Anyway, I'm now at the end of my first cycle or month of chemotherapy. Hopefully I'll only have one more cycle. Then after that an interim PET scan then radiotherapy in the New Year.
It's been an eventful and dramatic week. Last Wednesday, a blood test showed that my neutrophils - those are the white blood cells that fight bacterial infections - were close to zero. In fact, they were 0.3 X 109. Just to put this in perspective, they were over four before the treatment started. By which we mean 4 X 109. That's when it hits you how vulnerable you are - any common or garden bug could make you very ill. In fact, it's usually your own bacteria, inside the body, which do this. This is due to the chemotherapy as it hits the bone marrow and temporarily affects the production of new blood cells. I was started on growth factor injections to help my bone marrow produce more neutrophils. I just hoped it would kick in fast enough. Then, the following evening, what we were dreading happened. I spiked a fever of over 38 and was rushed into A&E for assessment of what is known as neutropenic sepsis - in other words a life threatening infection. Everything that has happened since this all started has been scary but this was perhaps the moment I was most scared. I was given intravenous heavy duty antibiotics straight away. Luckily, my blood tests showed that my blood count had picked up slightly and I was allowed to go home. By the following day, my neutrophils were back to normal and we all breathed a sigh of relief.

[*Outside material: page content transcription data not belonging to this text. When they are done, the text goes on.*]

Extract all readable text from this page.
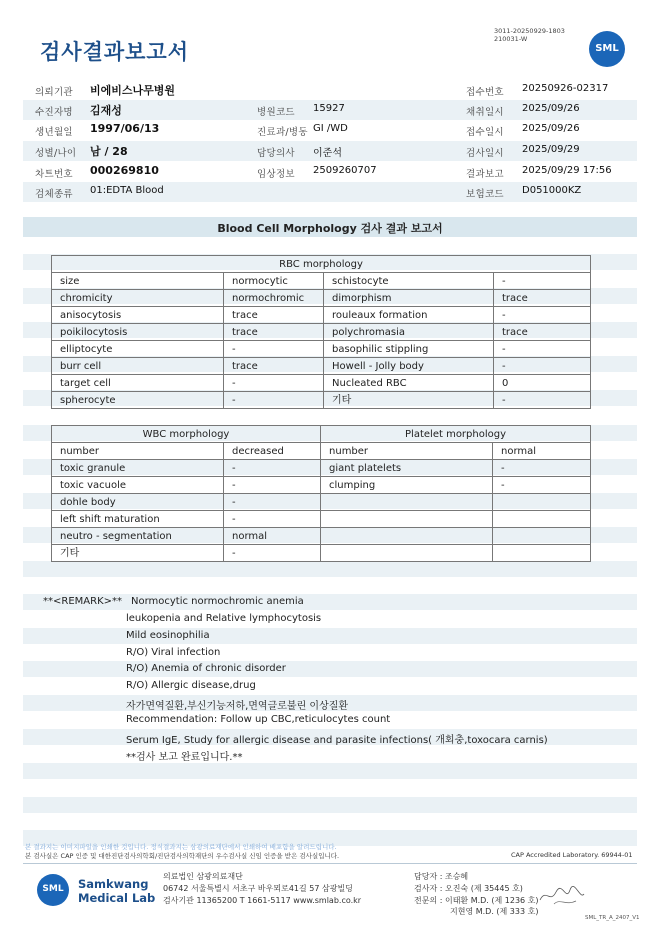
검사결과보고서
3011-20250929-1803
210031-W
SML
의뢰기관 비에비스나무병원	접수번호 20250926-02317
수진자명 김재성	병원코드 15927	채취일시 2025/09/26
생년월일 1997/06/13	진료과/병동 GI /WD	접수일시 2025/09/26
성별/나이 남 / 28	담당의사 이준석	검사일시 2025/09/29
차트번호 000269810	임상정보 2509260707	결과보고 2025/09/29 17:56
검체종류 01:EDTA Blood	보험코드 D051000KZ
Blood Cell Morphology 검사 결과 보고서
RBC morphology			
size	normocytic	schistocyte	-
chromicity	normochromic	dimorphism	trace
anisocytosis	trace	rouleaux formation	-
poikilocytosis	trace	polychromasia	trace
elliptocyte	-	basophilic stippling	-
burr cell	trace	Howell - Jolly body	-
target cell	-	Nucleated RBC	0
spherocyte	-	기타	-
WBC morphology		Platelet morphology	
number	decreased	number	normal
toxic granule	-	giant platelets	-
toxic vacuole	-	clumping	-
dohle body	-		
left shift maturation	-		
neutro - segmentation	normal		
기타	-		
**<REMARK>** Normocytic normochromic anemia
leukopenia and Relative lymphocytosis
Mild eosinophilia
R/O) Viral infection
R/O) Anemia of chronic disorder
R/O) Allergic disease,drug
자가면역질환,부신기능저하,면역글로불린 이상질환
Recommendation: Follow up CBC,reticulocytes count
Serum IgE, Study for allergic disease and parasite infections( 개회충,toxocara carnis)
**검사 보고 완료입니다.**
본 결과지는 이미지파일을 인쇄한 것입니다. 정식결과지는 삼광의료재단에서 인쇄하여 배포함을 알려드립니다.
본 검사실은 CAP 인증 및 대한진단검사의학회/진단검사의학재단의 우수검사실 신임 인증을 받은 검사실입니다.	CAP Accredited Laboratory. 69944-01
SML	Samkwang
Medical Lab
의료법인 삼광의료재단
06742 서울특별시 서초구 바우뫼로41길 57 삼광빌딩
검사기관 11365200 T 1661-5117 www.smlab.co.kr
담당자 : 조승혜
검사자 : 오진숙 (제 35445 호)
전문의 : 이태환 M.D. (제 1236 호)
지현영 M.D. (제 333 호)
SML_TR_A_2407_V1
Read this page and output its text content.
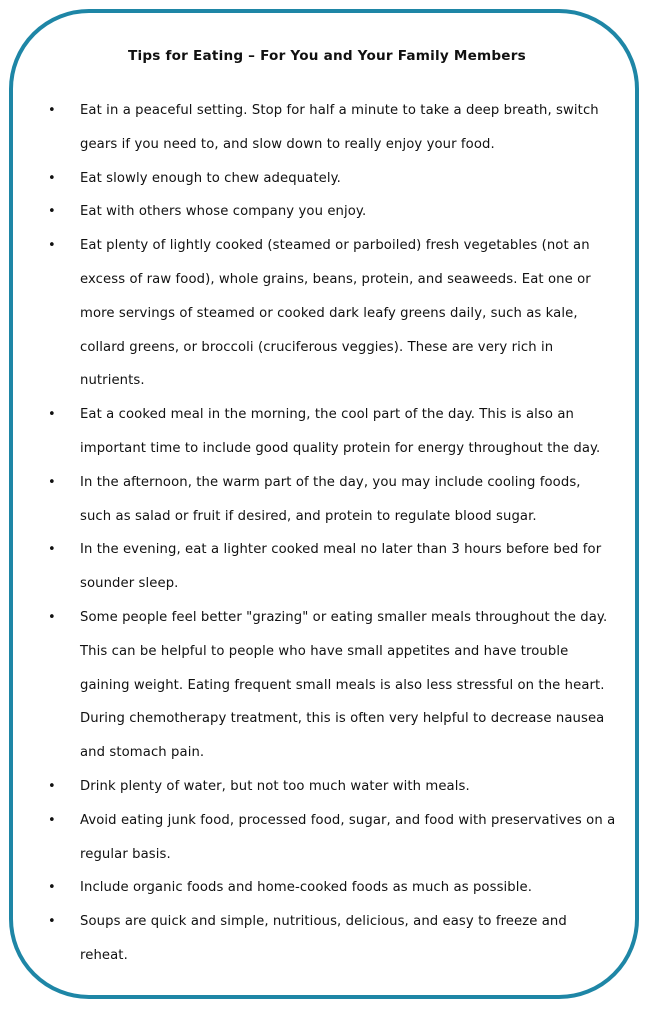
Tips for Eating – For You and Your Family Members
• Eat in a peaceful setting. Stop for half a minute to take a deep breath, switch gears if you need to, and slow down to really enjoy your food.
• Eat slowly enough to chew adequately.
• Eat with others whose company you enjoy.
• Eat plenty of lightly cooked (steamed or parboiled) fresh vegetables (not an excess of raw food), whole grains, beans, protein, and seaweeds. Eat one or more servings of steamed or cooked dark leafy greens daily, such as kale, collard greens, or broccoli (cruciferous veggies). These are very rich in nutrients.
• Eat a cooked meal in the morning, the cool part of the day. This is also an important time to include good quality protein for energy throughout the day.
• In the afternoon, the warm part of the day, you may include cooling foods, such as salad or fruit if desired, and protein to regulate blood sugar.
• In the evening, eat a lighter cooked meal no later than 3 hours before bed for sounder sleep.
• Some people feel better "grazing" or eating smaller meals throughout the day. This can be helpful to people who have small appetites and have trouble gaining weight. Eating frequent small meals is also less stressful on the heart. During chemotherapy treatment, this is often very helpful to decrease nausea and stomach pain.
• Drink plenty of water, but not too much water with meals.
• Avoid eating junk food, processed food, sugar, and food with preservatives on a regular basis.
• Include organic foods and home-cooked foods as much as possible.
• Soups are quick and simple, nutritious, delicious, and easy to freeze and reheat.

Hodgkin's is rare - there are only 1600 or so new diagnoses in the UK each year. So I feel pretty unlucky. But then again it's not rare to get something. And in fact the lifetime incidence of Hodgkin's is in the region of one in 500. The remarkable thing is that everyone seems to know someone who's had it and who's doing just fine. When I went into the hospital, the paramedic told me that his mum had it when she was younger and one of the A&E nurses told me she'd had it fifteen years ago - "I'm your cancer cousin!" she exclaimed as she gave me a high five!
Each person reacts in their own way to life changing events like cancer. Some people prefer to keep it private like Jackie Collins the writer, who passed away recently with breast cancer. I certainly find that it helps to share it and to be open - the support I've received from friends and colleagues has been wonderful. One of the main reasons for writing this blog is to dispel some of the myths around cancer and cancer treatment. It's important to demystify the subject as it carries enormous stigma and there are some real misconceptions.
And it's important to take inspiration from the millions of people all over the world, who have been through or are going through cancer. So here's a fantastically uplifting quote from Michael Douglas to finish on. He came through Stage IV tongue cancer:-
"Cancer didn't bring me to my knees, it brought me to my feet."